Second, the key to White Nationalist conversion is ultimately moral. It is a matter of values. The key is not to inform, but to make information matter, to make it of central and supreme importance, so that competing values no longer have the power to inhibit us from acting upon it.

Unfortunately for us, James claims that psychology can only describe the process of conversion, but it cannot account for all the details of how and why these changes take place. Indeed, he says that not even converts themselves are fully aware of all the factors at work.

3-conversion-of-st-paul-fra-angelico [7]James’ account of conversion applies quite well to my case, although I don’t know if I am typical or not. I did not become a White Nationalist through the educational efforts of the movement. I was aware of racial differences, the negative effects of diversity, anti-white discrimination, white demographic peril, and even the Jewish problem through mainstream sources and personal experiences long before I encountered the movement. Most of the information I received about these matters was, of course, selected to confirm establishment biases and freighted with negative value judgments. But nevertheless, I was aware of every element of my present worldview by the time I was 16.

Only three things were lacking.

First, I needed to put the information together and draw the proper conclusions. And even that was pretty much sketched out too, for hadn’t I been informed a thousand times already that white racial awareness is a slippery slope to National Socialism?

Second, I was inhibited from drawing these conclusions by the extreme moral stigmas attached to them and by the extremely negative images I had been sold of advocates of such ideas. I simply could not be one of those people, those vicious, moronic brutes.

In my case, the moral stigma was far less forbidding, because I had never been an egalitarian or felt the least shred of unearned guilt. But even though I was capable of disbelieving in Christianity, equality, and white guilt, I still accepted that no decent, intelligent, cultured person today could believe anything remotely like White Nationalism. (That only changed in 2000, when I met my first actual White Nationalist.)

Beyond the moral stigmas attached to ethnocentrism, I also ascribed undue value to freedom, individualism, and capitalism and assumed that such European values were universal and would be reciprocated by all peoples.

I sought out information from the movement only after my inhibitions had melted away, only after I finally drew the conclusions from what I already knew about our race’s terrible plight and what must be done to reverse it.

[8]

You can buy Greg Johnson’s It’s Okay to Be White here. [9]

I believed everything that White Nationalists believed, and I became quite well-informed rather quickly. But not even that was enough to convert me to White Nationalism, for one more factor stood in the way.

I was still not a real White Nationalist, because my beliefs were essentially a private hobby, an intensely interesting sideline to my life, but nothing more. The core of my interest was still philosophy, and my goal was to pursue an academic career.

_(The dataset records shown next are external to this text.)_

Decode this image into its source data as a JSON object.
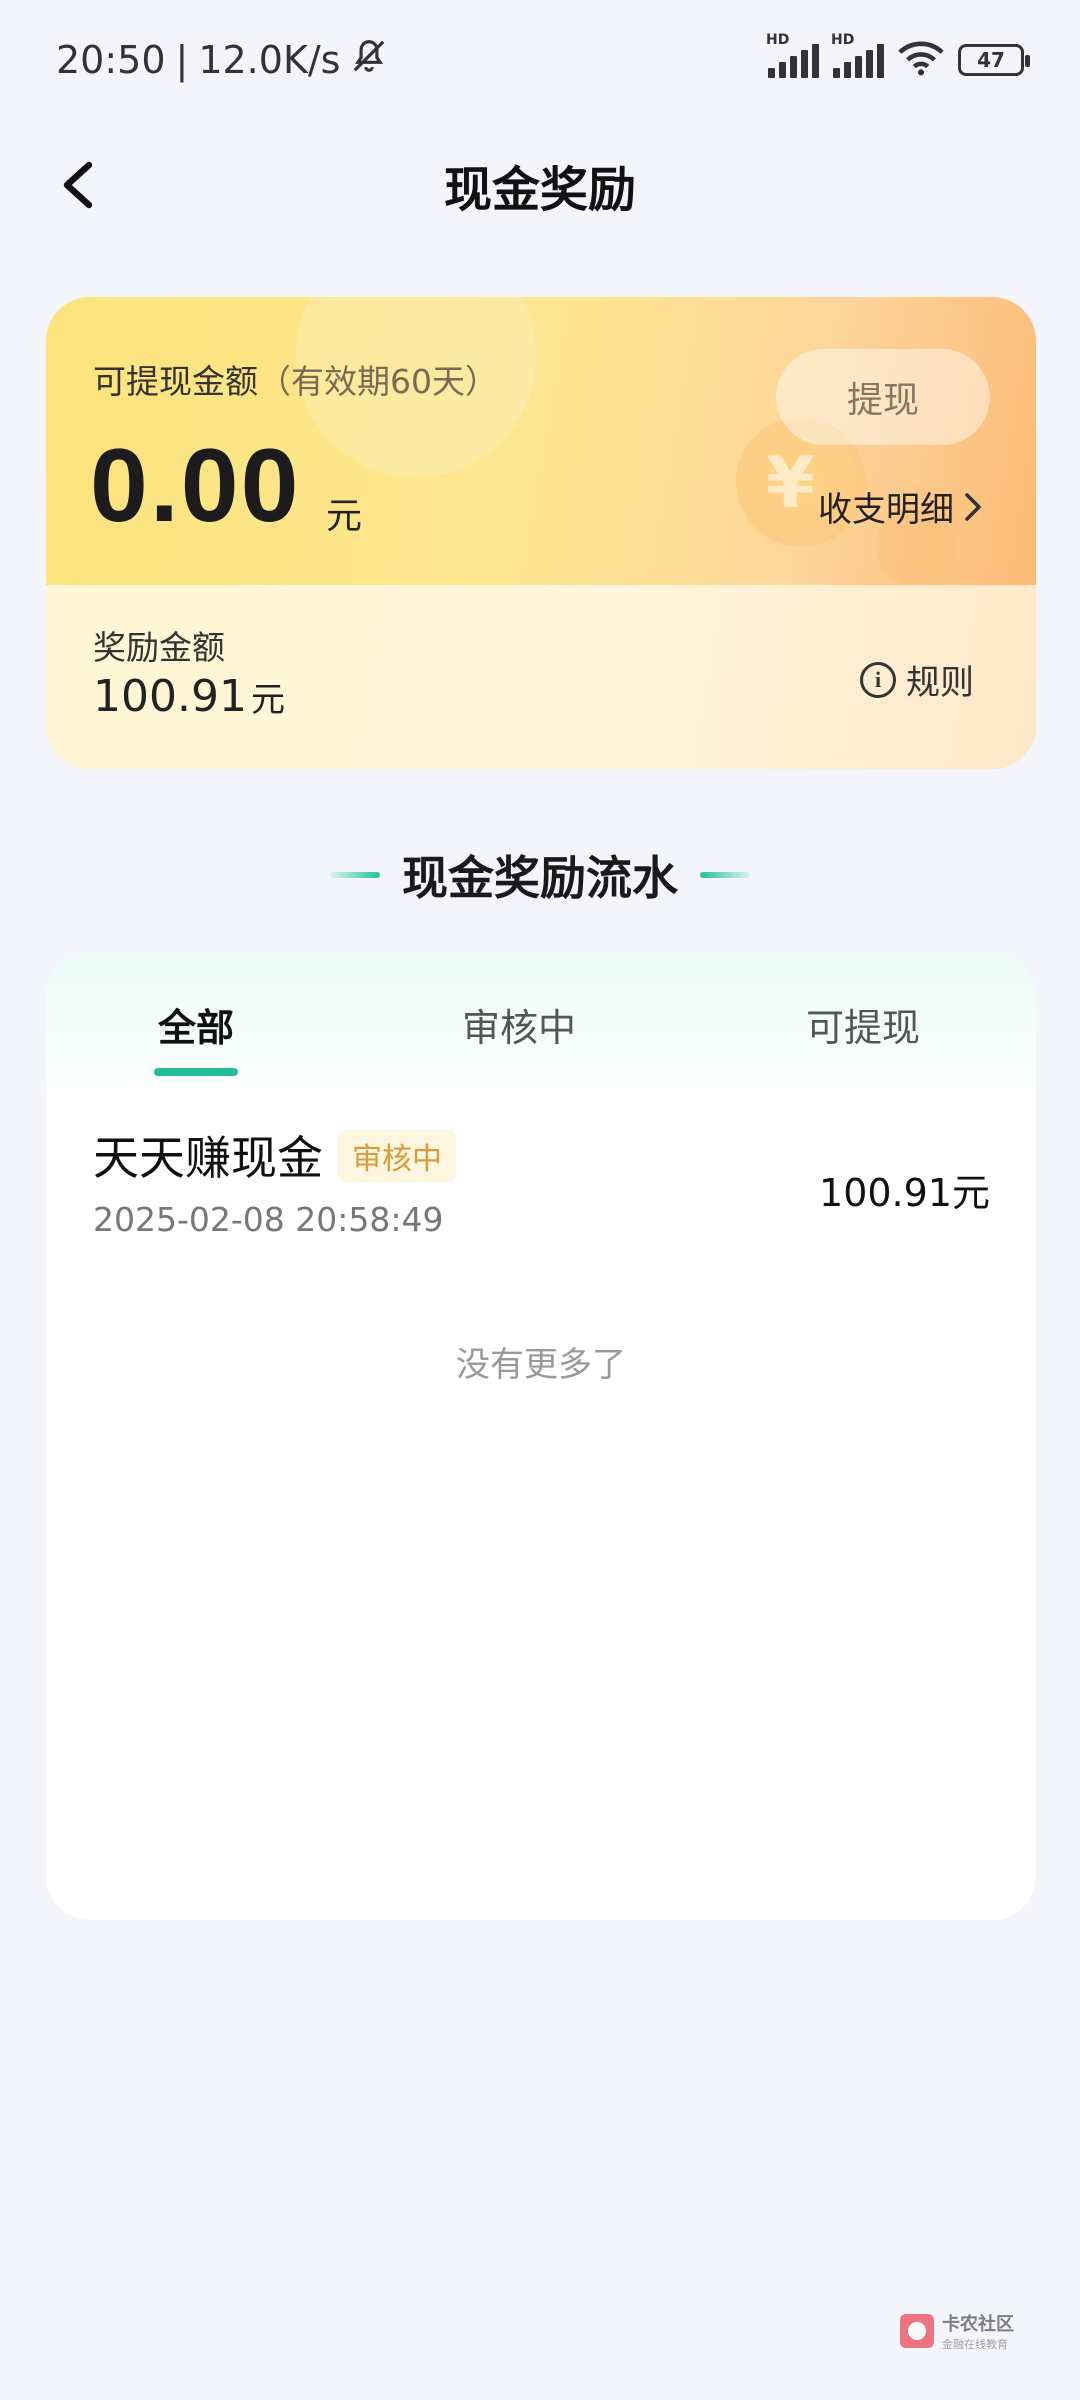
{
  "status_bar": {
    "time": "20:50",
    "separator": "|",
    "net_speed": "12.0K/s",
    "battery": "47"
  },
  "header": {
    "title": "现金奖励"
  },
  "cash_card": {
    "withdrawable_label": "可提现金额",
    "validity_note": "（有效期60天）",
    "withdraw_button": "提现",
    "amount": "0.00",
    "unit": "元",
    "details_link": "收支明细",
    "reward_label": "奖励金额",
    "reward_amount": "100.91",
    "reward_unit": "元",
    "rules_link": "规则"
  },
  "section": {
    "title": "现金奖励流水"
  },
  "tabs": [
    {
      "label": "全部",
      "active": true
    },
    {
      "label": "审核中",
      "active": false
    },
    {
      "label": "可提现",
      "active": false
    }
  ],
  "records": [
    {
      "title": "天天赚现金",
      "badge": "审核中",
      "time": "2025-02-08 20:58:49",
      "amount": "100.91元"
    }
  ],
  "empty_hint": "没有更多了",
  "watermark": {
    "title": "卡农社区",
    "subtitle": "金融在线教育"
  }
}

The reasons why my White Nationalist beliefs were marginal are complex. Part of the matter, surely, is the fact that they came later than my other convictions. But another part of it is that I believed that White Nationalism ultimately didn’t matter. Specifically, I believed that there was nothing I could do—nothing anyone could do—to reverse our race’s decline.

But I did not despair, because I also believed that the current system was unsustainable, thus it will eventually perish from its internal corruptions and contradictions. And since it seemed unlikely that the system would outlast our race, I believed that after “the collapse” our people would have a fighting chance. Until then, however, nothing could be done. So my primary energies were focused elsewhere, where I felt I could make a difference.

My real conversion to White Nationalism came together in the fall of 2001. The reasons are complex as well.

One factor was 9/11, which led me to make my first public statements on the Jewish problem, because I came to believe that real headway was now possible. Another formative experience was my visit to Paris to attend the National Front’s Fête des Bleu-blanc-rouge. It was intoxicating to be among thousands of like-minded people. We cannot win as isolated individuals. But there in Paris was concrete, palpable, visceral proof that white people could join together to accomplish great things.

There were other galvanizing events as well, but when I think them through, they all lead back to the dawning conviction that I could do something, because we could do something. Even if you believe that something can be done, you will not act if you feel that you are alone, since individuals cannot change the course of history by themselves. We know that if we declare ourselves openly, there will be opposition. Thus it makes sense to be cautious until you know that others will stand with you. And for all the flaws of “the movement,” then and now, I became convinced that enough White Nationalists are capable of courage, loyalty, and solidarity that we can change the course of history, just like other intellectual movements have done. We really can save the world.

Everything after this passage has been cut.